NDPR has just published a review — written by Hans-Johann Glock (University of Zurich) — of Michael Dummet’s The Nature and Future of Philosophy (Columbia University Press). To access the review online, click here.
Here is how it begins:
Sir Michael Dummett, who died on 27 December 2011, was one of the most important analytic philosophers of the last 60 years. Indeed, he was one of the last great heroes of that movement.

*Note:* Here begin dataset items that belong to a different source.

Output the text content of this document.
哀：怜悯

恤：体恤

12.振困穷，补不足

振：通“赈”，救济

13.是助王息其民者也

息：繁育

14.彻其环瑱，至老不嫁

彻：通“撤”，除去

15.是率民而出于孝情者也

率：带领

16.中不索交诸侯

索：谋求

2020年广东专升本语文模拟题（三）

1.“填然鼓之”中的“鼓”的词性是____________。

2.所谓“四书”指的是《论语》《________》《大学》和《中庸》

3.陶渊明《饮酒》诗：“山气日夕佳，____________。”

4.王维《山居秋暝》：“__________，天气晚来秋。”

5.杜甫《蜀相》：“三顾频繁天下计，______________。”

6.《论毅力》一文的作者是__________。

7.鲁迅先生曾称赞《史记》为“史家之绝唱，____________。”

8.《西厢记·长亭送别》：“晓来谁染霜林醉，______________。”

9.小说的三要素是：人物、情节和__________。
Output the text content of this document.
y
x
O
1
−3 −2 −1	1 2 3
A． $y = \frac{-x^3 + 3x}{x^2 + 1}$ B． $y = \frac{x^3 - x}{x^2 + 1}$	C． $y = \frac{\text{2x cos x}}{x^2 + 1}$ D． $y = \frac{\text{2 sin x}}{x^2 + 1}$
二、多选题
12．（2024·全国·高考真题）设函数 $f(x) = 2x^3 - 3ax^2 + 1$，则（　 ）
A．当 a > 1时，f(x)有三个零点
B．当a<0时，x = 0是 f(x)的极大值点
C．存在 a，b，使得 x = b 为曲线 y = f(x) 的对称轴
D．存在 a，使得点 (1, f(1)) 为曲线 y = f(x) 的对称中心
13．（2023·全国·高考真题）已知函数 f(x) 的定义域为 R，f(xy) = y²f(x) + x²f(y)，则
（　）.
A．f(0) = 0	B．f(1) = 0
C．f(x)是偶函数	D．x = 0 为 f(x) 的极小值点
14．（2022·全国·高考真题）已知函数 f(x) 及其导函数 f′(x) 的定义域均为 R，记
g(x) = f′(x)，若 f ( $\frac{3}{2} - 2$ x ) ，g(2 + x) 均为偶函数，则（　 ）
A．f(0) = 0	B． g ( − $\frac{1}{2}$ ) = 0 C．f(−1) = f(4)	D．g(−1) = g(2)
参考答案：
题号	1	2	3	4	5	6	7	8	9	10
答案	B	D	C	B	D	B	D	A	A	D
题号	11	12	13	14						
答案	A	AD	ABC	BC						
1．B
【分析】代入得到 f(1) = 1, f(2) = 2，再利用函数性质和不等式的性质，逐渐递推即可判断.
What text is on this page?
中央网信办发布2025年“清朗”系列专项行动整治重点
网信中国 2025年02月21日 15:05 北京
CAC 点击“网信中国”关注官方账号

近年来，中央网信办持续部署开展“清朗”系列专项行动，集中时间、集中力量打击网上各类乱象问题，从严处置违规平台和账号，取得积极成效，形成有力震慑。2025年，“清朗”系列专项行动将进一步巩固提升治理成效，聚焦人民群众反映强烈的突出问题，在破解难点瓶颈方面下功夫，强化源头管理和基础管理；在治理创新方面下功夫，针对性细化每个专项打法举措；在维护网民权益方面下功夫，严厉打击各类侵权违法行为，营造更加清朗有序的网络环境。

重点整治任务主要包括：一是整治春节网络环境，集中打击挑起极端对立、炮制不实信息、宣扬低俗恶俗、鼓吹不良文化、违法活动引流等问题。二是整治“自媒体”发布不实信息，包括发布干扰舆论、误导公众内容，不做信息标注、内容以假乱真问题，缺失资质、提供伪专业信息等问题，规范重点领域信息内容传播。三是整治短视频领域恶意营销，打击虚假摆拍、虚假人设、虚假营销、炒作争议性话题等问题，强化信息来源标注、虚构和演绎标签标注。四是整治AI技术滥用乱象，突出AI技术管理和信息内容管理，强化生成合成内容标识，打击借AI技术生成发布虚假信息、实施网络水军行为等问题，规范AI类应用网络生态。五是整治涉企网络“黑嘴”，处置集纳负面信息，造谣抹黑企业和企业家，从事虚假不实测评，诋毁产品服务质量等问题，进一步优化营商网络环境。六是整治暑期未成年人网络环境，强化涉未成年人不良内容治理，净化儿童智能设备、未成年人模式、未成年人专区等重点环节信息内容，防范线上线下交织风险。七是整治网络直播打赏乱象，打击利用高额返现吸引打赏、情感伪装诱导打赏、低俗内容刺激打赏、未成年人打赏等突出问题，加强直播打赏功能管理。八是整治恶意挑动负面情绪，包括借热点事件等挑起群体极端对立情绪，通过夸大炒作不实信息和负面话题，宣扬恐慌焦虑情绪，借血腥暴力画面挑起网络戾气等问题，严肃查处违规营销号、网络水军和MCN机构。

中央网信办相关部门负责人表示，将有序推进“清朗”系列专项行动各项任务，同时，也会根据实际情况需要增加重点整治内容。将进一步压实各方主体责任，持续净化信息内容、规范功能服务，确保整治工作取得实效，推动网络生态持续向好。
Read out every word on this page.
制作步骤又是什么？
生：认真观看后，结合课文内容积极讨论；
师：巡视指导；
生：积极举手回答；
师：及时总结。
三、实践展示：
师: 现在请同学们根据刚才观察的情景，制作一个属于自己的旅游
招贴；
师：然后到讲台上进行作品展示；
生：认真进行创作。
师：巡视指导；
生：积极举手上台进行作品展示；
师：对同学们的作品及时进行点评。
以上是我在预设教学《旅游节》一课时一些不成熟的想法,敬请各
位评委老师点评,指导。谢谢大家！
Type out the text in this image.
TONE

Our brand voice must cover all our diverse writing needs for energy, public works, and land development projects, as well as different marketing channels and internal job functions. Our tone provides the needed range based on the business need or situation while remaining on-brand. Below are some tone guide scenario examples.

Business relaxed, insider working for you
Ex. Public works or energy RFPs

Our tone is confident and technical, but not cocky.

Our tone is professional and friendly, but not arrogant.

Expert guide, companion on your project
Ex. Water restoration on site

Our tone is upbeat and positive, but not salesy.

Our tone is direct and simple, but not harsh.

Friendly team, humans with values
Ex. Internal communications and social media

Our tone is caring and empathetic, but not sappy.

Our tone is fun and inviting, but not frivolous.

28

Although analytic philosophy is triumphing institutionally around the globe, its development has stagnated; and the last 20 years have not witnessed the rise of new luminaries of the same stature as Dummett, Davidson, Hempel, Strawson, Lewis, von Wright, Rawls, Hare and Hart, to say nothing of giants like Moore, Russell, Wittgenstein and Quine.
It is entirely fitting, therefore, that Dummett’s last book to appear in his lifetime is not just a reflection on the aims, methods and prospects of philosophy in general, but also a thoughtful defence of analytic philosophy, one which culminates in a plea for overcoming the chasms between analytic and so-called “continental philosophy”. The book also addresses a wider audience than Dummett’s previous philosophical writings, and it is written in a much more accessible and occasionally colloquial prose. Finally, in contrast to most of Dummett’s writings, it abounds with examples, many of them illuminating.